Giovanni Paolo II prega per Emanuela Orlandi durante l’Angelus e, per la vigilia di Natale successiva alla scomparsa, si presenta a casa della sua famiglia per manifestare affetto e solidarietà. Ma concretamente, fin dagli anni Ottanta, la Città del Vaticano segue la linea applicata duemila anni prima da Ponzio Pilato, lavandosene le mani. Tecnicamente la scomparsa avvenne fuori dai confini vaticani, ma la cittadinanza di Emanuela rende difficile immaginare una realtà in cui il suo Stato non abbia fatto niente per riportarla a casa. Sempre nel caso in cui al Vaticano stesso fosse convenuto il ritorno di Emanuela, ovviamente. Poi arriva il Vatileaks, e con questo un fascicolo che testimonierebbe una serie di spese in capo al Vaticano “per sostenere l’allontanamento domiciliare della cittadina Emanuela Orlandi” fino al 1997, quando la ragazza ormai donna sarebbe presumibilmente morta e la sua salma fatta rientrare in Vaticano. E allora forse non è vero che lo Stato non si è interessato alla scomparsa, forse se ne è semplicemente fatto carico in modo diverso rispetto a quanto creduto in precedenza. Forse ne è stato il fautore. Se questi documenti fossero veri, il Vaticano non si sarebbe mosso per ritrovarla semplicemente perché sarebbe stato il Vaticano stesso a causare il suo allontanamento. Se. Continuano i tanti, troppi se.
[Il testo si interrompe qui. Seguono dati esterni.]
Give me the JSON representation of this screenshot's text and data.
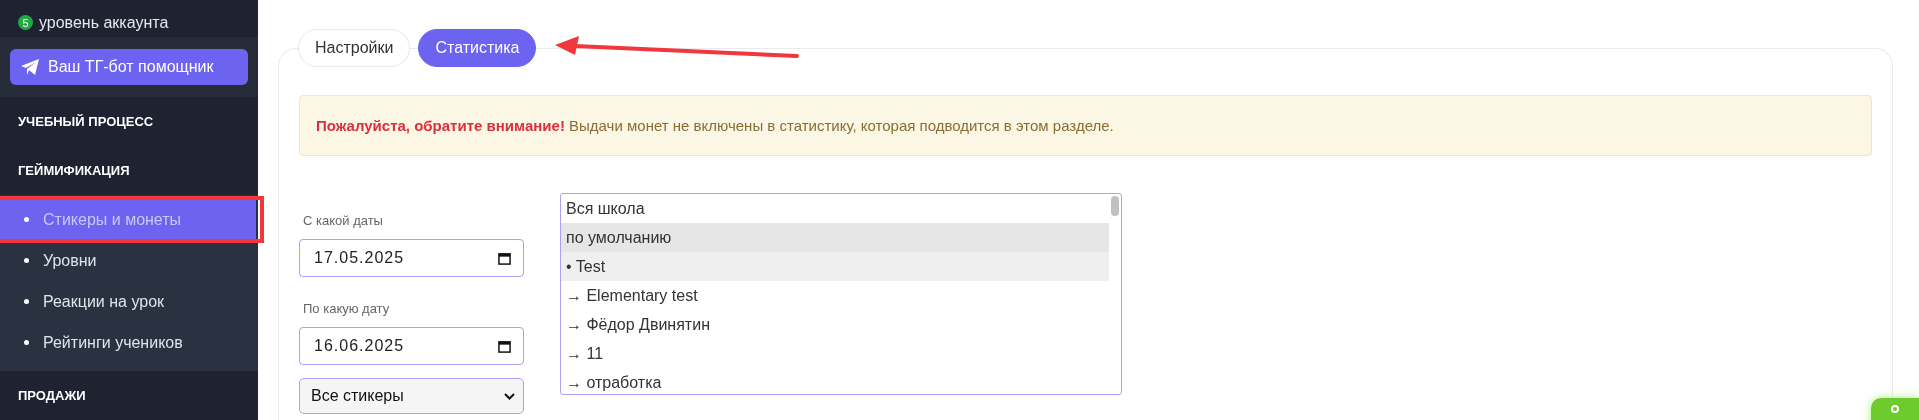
{
  "sidebar": {
    "account_level": {
      "badge": "5",
      "label": "уровень аккаунта"
    },
    "bot_button": {
      "label": "Ваш ТГ-бот помощник"
    },
    "sections": [
      {
        "title": "УЧЕБНЫЙ ПРОЦЕСС"
      },
      {
        "title": "ГЕЙМИФИКАЦИЯ",
        "items": [
          {
            "label": "Стикеры и монеты",
            "selected": true
          },
          {
            "label": "Уровни",
            "selected": false
          },
          {
            "label": "Реакции на урок",
            "selected": false
          },
          {
            "label": "Рейтинги учеников",
            "selected": false
          }
        ]
      },
      {
        "title": "ПРОДАЖИ"
      }
    ]
  },
  "tabs": [
    {
      "label": "Настройки",
      "selected": false
    },
    {
      "label": "Статистика",
      "selected": true
    }
  ],
  "alert": {
    "text": "**Пожалуйста, обратите внимание!** Выдачи монет не включены в статистику, которая подводится в этом разделе."
  },
  "filters": {
    "date_from": {
      "label": "С какой даты",
      "value": "17.05.2025"
    },
    "date_to": {
      "label": "По какую дату",
      "value": "16.06.2025"
    },
    "sticker_select": {
      "value": "Все стикеры"
    }
  },
  "group_list": [
    {
      "label": "Вся школа",
      "kind": "plain"
    },
    {
      "label": "по умолчанию",
      "kind": "header"
    },
    {
      "label": "• Test",
      "kind": "subheader"
    },
    {
      "label": "→ Elementary test",
      "kind": "plain"
    },
    {
      "label": "→ Фёдор Двинятин",
      "kind": "plain"
    },
    {
      "label": "→ 11",
      "kind": "plain"
    },
    {
      "label": "→ отработка",
      "kind": "plain"
    }
  ]
}
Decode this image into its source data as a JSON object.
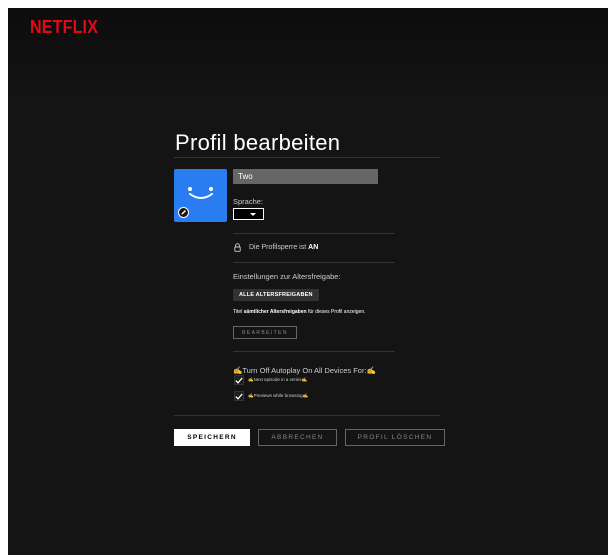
{
  "brand": {
    "logo": "NETFLIX",
    "color": "#e50914"
  },
  "page": {
    "title": "Profil bearbeiten"
  },
  "profile": {
    "avatar_color": "#2a7df1",
    "name_value": "Two",
    "language_label": "Sprache:",
    "language_value": ""
  },
  "lock": {
    "prefix": "Die Profilsperre ist ",
    "state": "AN"
  },
  "maturity": {
    "heading": "Einstellungen zur Altersfreigabe:",
    "badge": "ALLE ALTERSFREIGABEN",
    "desc_prefix": "Titel ",
    "desc_bold": "sämtlicher Altersfreigaben",
    "desc_suffix": " für dieses Profil anzeigen.",
    "edit_button": "BEARBEITEN"
  },
  "autoplay": {
    "heading": "✍Turn Off Autoplay On All Devices For:✍",
    "options": [
      {
        "label": "✍Next episode in a series✍",
        "checked": true
      },
      {
        "label": "✍Previews while browsing✍",
        "checked": true
      }
    ]
  },
  "actions": {
    "save": "SPEICHERN",
    "cancel": "ABBRECHEN",
    "delete": "PROFIL LÖSCHEN"
  },
  "icons": [
    "pencil-icon",
    "lock-icon",
    "caret-down-icon",
    "check-icon"
  ]
}
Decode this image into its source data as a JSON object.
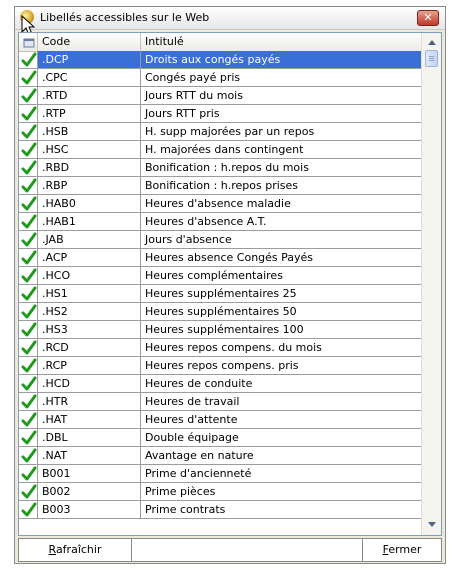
{
  "window": {
    "title": "Libellés accessibles sur le Web",
    "close_label": "✕"
  },
  "grid": {
    "columns": [
      "Code",
      "Intitulé"
    ],
    "selected_index": 0,
    "rows": [
      {
        "code": ".DCP",
        "label": "Droits aux congés payés"
      },
      {
        "code": ".CPC",
        "label": "Congés payé pris"
      },
      {
        "code": ".RTD",
        "label": "Jours RTT du mois"
      },
      {
        "code": ".RTP",
        "label": "Jours RTT pris"
      },
      {
        "code": ".HSB",
        "label": "H. supp majorées par un repos"
      },
      {
        "code": ".HSC",
        "label": "H. majorées dans contingent"
      },
      {
        "code": ".RBD",
        "label": "Bonification : h.repos du mois"
      },
      {
        "code": ".RBP",
        "label": "Bonification : h.repos prises"
      },
      {
        "code": ".HAB0",
        "label": "Heures d'absence maladie"
      },
      {
        "code": ".HAB1",
        "label": "Heures d'absence A.T."
      },
      {
        "code": ".JAB",
        "label": "Jours d'absence"
      },
      {
        "code": ".ACP",
        "label": "Heures absence Congés Payés"
      },
      {
        "code": ".HCO",
        "label": "Heures complémentaires"
      },
      {
        "code": ".HS1",
        "label": "Heures supplémentaires 25"
      },
      {
        "code": ".HS2",
        "label": "Heures supplémentaires 50"
      },
      {
        "code": ".HS3",
        "label": "Heures supplémentaires 100"
      },
      {
        "code": ".RCD",
        "label": "Heures repos compens. du mois"
      },
      {
        "code": ".RCP",
        "label": "Heures repos compens. pris"
      },
      {
        "code": ".HCD",
        "label": "Heures de conduite"
      },
      {
        "code": ".HTR",
        "label": "Heures de travail"
      },
      {
        "code": ".HAT",
        "label": "Heures d'attente"
      },
      {
        "code": ".DBL",
        "label": "Double équipage"
      },
      {
        "code": ".NAT",
        "label": "Avantage en nature"
      },
      {
        "code": "B001",
        "label": "Prime d'ancienneté"
      },
      {
        "code": "B002",
        "label": "Prime pièces"
      },
      {
        "code": "B003",
        "label": "Prime contrats"
      }
    ]
  },
  "buttons": {
    "refresh_hotkey": "R",
    "refresh_rest": "afraîchir",
    "close_hotkey": "F",
    "close_rest": "ermer"
  },
  "icons": {
    "title": "app-icon",
    "check": "checkmark-icon",
    "header": "table-header-icon"
  },
  "colors": {
    "selection": "#3a6fd8",
    "check": "#1f9a1f"
  }
}
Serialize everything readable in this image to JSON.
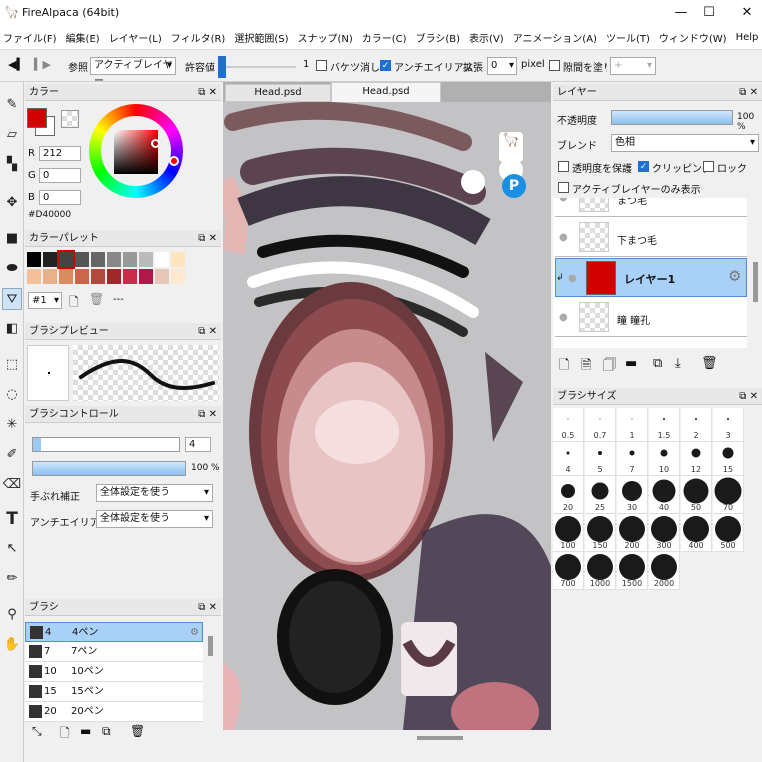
{
  "window": {
    "title": "FireAlpaca (64bit)",
    "min": "—",
    "max": "☐",
    "close": "✕"
  },
  "menu": [
    "ファイル(F)",
    "編集(E)",
    "レイヤー(L)",
    "フィルタ(R)",
    "選択範囲(S)",
    "スナップ(N)",
    "カラー(C)",
    "ブラシ(B)",
    "表示(V)",
    "アニメーション(A)",
    "ツール(T)",
    "ウィンドウ(W)",
    "Help"
  ],
  "toolbar": {
    "ref_label": "参照",
    "ref_value": "アクティブレイヤー",
    "tolerance_label": "許容値",
    "tolerance_value": "1",
    "bucket_label": "バケツ消し",
    "antialias_label": "アンチエイリアス",
    "expand_label": "拡張",
    "expand_value": "0",
    "pixel_label": "pixel",
    "gap_label": "隙間を塗り"
  },
  "tabs": [
    "Head.psd",
    "Head.psd"
  ],
  "color_panel": {
    "title": "カラー",
    "r_label": "R",
    "r": "212",
    "g_label": "G",
    "g": "0",
    "b_label": "B",
    "b": "0",
    "hex": "#D40000",
    "current_color": "#D40000"
  },
  "palette_panel": {
    "title": "カラーパレット",
    "selector": "#1",
    "dashes": "---",
    "swatches": [
      "#000000",
      "#222222",
      "#444444",
      "#555555",
      "#666666",
      "#888888",
      "#999999",
      "#bbbbbb",
      "#ffffff",
      "#fde5c0",
      "#f3c09a",
      "#e8b18a",
      "#d98d5e",
      "#c96848",
      "#b04a3a",
      "#9c2a2a",
      "#c92c4b",
      "#b1184a",
      "#e6c6b6",
      "#fde8d0"
    ]
  },
  "brush_preview": {
    "title": "ブラシプレビュー"
  },
  "brush_control": {
    "title": "ブラシコントロール",
    "size": "4",
    "opacity": "100 %",
    "stab_label": "手ぶれ補正",
    "stab_value": "全体設定を使う",
    "aa_label": "アンチエイリアス",
    "aa_value": "全体設定を使う"
  },
  "brush_list": {
    "title": "ブラシ",
    "items": [
      {
        "size": "4",
        "name": "4ペン"
      },
      {
        "size": "7",
        "name": "7ペン"
      },
      {
        "size": "10",
        "name": "10ペン"
      },
      {
        "size": "15",
        "name": "15ペン"
      },
      {
        "size": "20",
        "name": "20ペン"
      }
    ]
  },
  "layer_panel": {
    "title": "レイヤー",
    "opacity_label": "不透明度",
    "opacity_value": "100 %",
    "blend_label": "ブレンド",
    "blend_value": "色相",
    "protect_label": "透明度を保護",
    "clip_label": "クリッピング",
    "lock_label": "ロック",
    "active_only_label": "アクティブレイヤーのみ表示",
    "layers": [
      {
        "name": "まつ毛"
      },
      {
        "name": "下まつ毛"
      },
      {
        "name": "レイヤー1"
      },
      {
        "name": "瞳 瞳孔"
      }
    ]
  },
  "brush_size_panel": {
    "title": "ブラシサイズ",
    "sizes": [
      "0.5",
      "0.7",
      "1",
      "1.5",
      "2",
      "3",
      "4",
      "5",
      "7",
      "10",
      "12",
      "15",
      "20",
      "25",
      "30",
      "40",
      "50",
      "70",
      "100",
      "150",
      "200",
      "300",
      "400",
      "500",
      "700",
      "1000",
      "1500",
      "2000"
    ]
  },
  "canvas_badges": {
    "p": "P"
  }
}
E intanto Emanuela non ha mai fatto ritorno
Orologi che ticchettano, telefoni che squillano, sono diversi gli elementi usati in Vatican Girl per indicare un tempo che passa inesorabile. Ma di Emanuela non c’è traccia. Non c’è traccia di una ragazza uscita di casa a quindici anni per andare a lezione di musica durante un’afosa giornata d’inizio estate nella capitale, non c’è traccia di una sorella, di una figlia, di un’amica con un futuro davanti che qualcuno – non si sa ancora di preciso chi e per quale motivo – ha brutalmente cambiato, forse interrotto. Tante domande, risposte confuse. E forse l’unica verità in un caso così complesso è che nessuno tra coloro che hanno parlato l’ha mai detta per intero, la verità. La menzogna copre, giustifica, inventa, innalza mitomani, uccide le vittime, tiene lontana una persona dalla sua vita e una famiglia sempre in bilico tra la speranza e la disperazione. La menzogna apre una voragine tra uno Stato e una famiglia che quello stesso Stato dovrebbe tutelare, facendo vincere per quarant’anni la legge del più forte. Ma la battaglia degli Orlandi contro la bugia legittimata non si ferma: per la verità, per Emanuela.